SENTIERI D'INCHIOSTRO - VOLUME 2
UNITÀ 7 - STORIE DI UNA VITA
  
                            

MARINA CORRADI
IO E MIA MADRE


Marina Corradi racconta le sue estati trascorse in
montagna con la famiglia. Descrive attentamente
ciò che vede e sente, ricordando gli affetti con i
quali è cresciuta e in particolare il rapporto con
la madre.


Ma il gioco del fuggire1 non significa che io non stia
bene in questa larga, cordiale casa. Sto così bene anzi
nelle sue stanze larghe, abbondanti, non ritagliate
stentatamente in spazi avari come la mia casa a
Milano. Sto bene nell’armonia di profumo di rose e
colori chiari con cui mia madre, a ogni nuova estate,
colonizza le stanze vuote: coperte a fiori, tovaglie
color fucsia, lavori a maglia rosa ciclamino. E cappelli
di paglia a larghe tese appesi all’attaccapanni, e sulla
toeletta spazzole, pettini, borotalco, rossetti, specchi.
Un’aura2 di femminilità si allarga naturalmente
attorno a mia madre. Crostate, ricami, uncinetto –
lei fa bene qualsiasi cosa tocchi. Io, naturalmente
maldestra, brusca, pasticciona, tento con scarsa
convinzione di imitarla.
In piedi su uno sgabello rimescolo la crema pasticciera
che bolle sui fornelli.
«Non così. Vedi? Così», mostra mia madre
prendendomi dalle mani il cucchiaio di legno e
imprimendogli un movimento costante e lieve.
Riprovo. Ma dopo appena due giri la crema riconosce
la mia mano goffa e impazzisce: grumi collosi la
trasformano in una pozione da strega. La mamma
impasta uova, farina, burro, nelle sue mani in un
momento gli ingredienti si amalgamano in una pasta
soffice. Provo io: la pasta frolla alla fine risulta
stranamente ingrigita, e peli di gatto, semi di ribes
infiltrati nell’impasto sono le tracce delle mie mani
mai del tutto pulite.
Lei lavora a maglia; ha un ritmo naturale come il
respiro nell’alzare il filo e passarlo sotto ai ferri, e
con la sua mano costante i punti sono perfettamente
regolari. Provo io. Quando sono calma i punti sono
troppo larghi, quando sono nervosa, strettissimi; la
maglia che ne viene sembra una fisarmonica, tutta
arricciata.
Mia madre sospira: «Questa bambina non è portata,
per i lavori di casa».
Come non ci assomigliamo. Io, faccia tonda,
occhioni, naso largo, sono il ritratto di mio padre.
(È Lucetta,3 lo so bene, la figlia uguale a lei, la
compagna, l’amica.)
La sera nella grande casa di via Faloria giochiamo
a carte e a scacchi.
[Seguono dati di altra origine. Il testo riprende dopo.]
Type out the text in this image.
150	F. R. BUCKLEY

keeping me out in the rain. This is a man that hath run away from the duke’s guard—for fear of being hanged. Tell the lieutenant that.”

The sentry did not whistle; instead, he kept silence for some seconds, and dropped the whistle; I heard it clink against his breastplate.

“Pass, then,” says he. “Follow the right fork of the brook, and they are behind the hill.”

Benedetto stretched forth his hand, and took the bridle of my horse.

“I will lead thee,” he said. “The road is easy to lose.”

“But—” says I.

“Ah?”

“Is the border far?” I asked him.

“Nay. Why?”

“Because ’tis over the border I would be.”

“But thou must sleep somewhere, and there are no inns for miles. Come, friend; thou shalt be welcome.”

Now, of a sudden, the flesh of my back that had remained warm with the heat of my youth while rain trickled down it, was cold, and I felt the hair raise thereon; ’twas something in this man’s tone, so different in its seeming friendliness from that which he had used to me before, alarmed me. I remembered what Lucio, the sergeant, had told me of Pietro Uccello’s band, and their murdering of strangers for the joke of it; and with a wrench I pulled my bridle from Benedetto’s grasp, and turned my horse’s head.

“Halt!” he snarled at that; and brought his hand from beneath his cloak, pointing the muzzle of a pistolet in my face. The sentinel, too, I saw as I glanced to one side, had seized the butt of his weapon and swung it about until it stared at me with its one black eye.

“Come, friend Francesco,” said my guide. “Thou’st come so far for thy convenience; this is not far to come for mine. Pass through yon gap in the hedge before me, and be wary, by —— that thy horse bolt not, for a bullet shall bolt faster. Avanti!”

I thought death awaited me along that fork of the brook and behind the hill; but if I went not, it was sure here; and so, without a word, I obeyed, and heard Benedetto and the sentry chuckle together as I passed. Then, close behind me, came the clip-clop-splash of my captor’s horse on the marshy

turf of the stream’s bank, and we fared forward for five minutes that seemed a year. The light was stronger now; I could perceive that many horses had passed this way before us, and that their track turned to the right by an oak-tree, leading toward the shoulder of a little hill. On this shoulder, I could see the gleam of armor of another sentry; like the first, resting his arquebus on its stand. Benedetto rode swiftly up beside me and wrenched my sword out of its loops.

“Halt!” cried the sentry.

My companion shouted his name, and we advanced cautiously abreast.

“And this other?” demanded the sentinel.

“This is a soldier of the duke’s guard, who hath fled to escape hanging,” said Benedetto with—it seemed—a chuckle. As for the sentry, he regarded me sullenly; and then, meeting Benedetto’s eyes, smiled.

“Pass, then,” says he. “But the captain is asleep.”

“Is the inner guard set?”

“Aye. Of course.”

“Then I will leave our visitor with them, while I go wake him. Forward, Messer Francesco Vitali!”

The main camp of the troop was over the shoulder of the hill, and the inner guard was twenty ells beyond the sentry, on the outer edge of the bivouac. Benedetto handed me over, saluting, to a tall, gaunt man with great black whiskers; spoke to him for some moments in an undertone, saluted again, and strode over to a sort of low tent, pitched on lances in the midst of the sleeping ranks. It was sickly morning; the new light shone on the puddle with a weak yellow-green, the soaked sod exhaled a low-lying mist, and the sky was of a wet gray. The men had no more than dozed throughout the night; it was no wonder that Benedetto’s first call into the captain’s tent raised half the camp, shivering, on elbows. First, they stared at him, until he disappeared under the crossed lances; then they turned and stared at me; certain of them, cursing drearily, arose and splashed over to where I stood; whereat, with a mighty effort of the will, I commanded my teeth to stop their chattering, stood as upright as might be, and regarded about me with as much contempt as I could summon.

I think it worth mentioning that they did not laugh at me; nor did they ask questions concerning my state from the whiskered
Lente, uguali e dolci le ore nel
soggiorno con la tappezzeria a fiori, mentre fuori
dalle finestre il cielo diventa nero. La mia bizzarra
idea di essere inseguita da un’ombra nemica, il gioco
di dover scappare – fantasie di bambina. (E però
dalla notte, fuori, dai prati bui, veramente non c’è un
nemico che osserva le nostre partite a rubamazzetto
attorno al tavolo illuminato, quelle che mio fratello
e la mamma mi fanno vincere, per non farmi
arrabbiare? Davvero non c’è nessuno lì fuori? Forse
cento strade segrete non basteranno a scappare.)
M. Corradi, Da bambina, Marietti

1 gioco… fuggire: se un nemico o un ladro fosse arrivato
in quella casa, l’autrice avrebbe trovato percorsi di uscita,
lo chiamava “il gioco delle vie di fuga”.
2 aura: aria.
3 Lucetta: la sorella maggiore dell’autrice.

RIELABORARE E RIFLETTERE SU DI SÉ
Rispondi alle seguenti domande.
a. Quale considerazione ha l’autrice della mamma?
b. Quali sono le differenze che nota la protagonista quando si paragona a sua madre?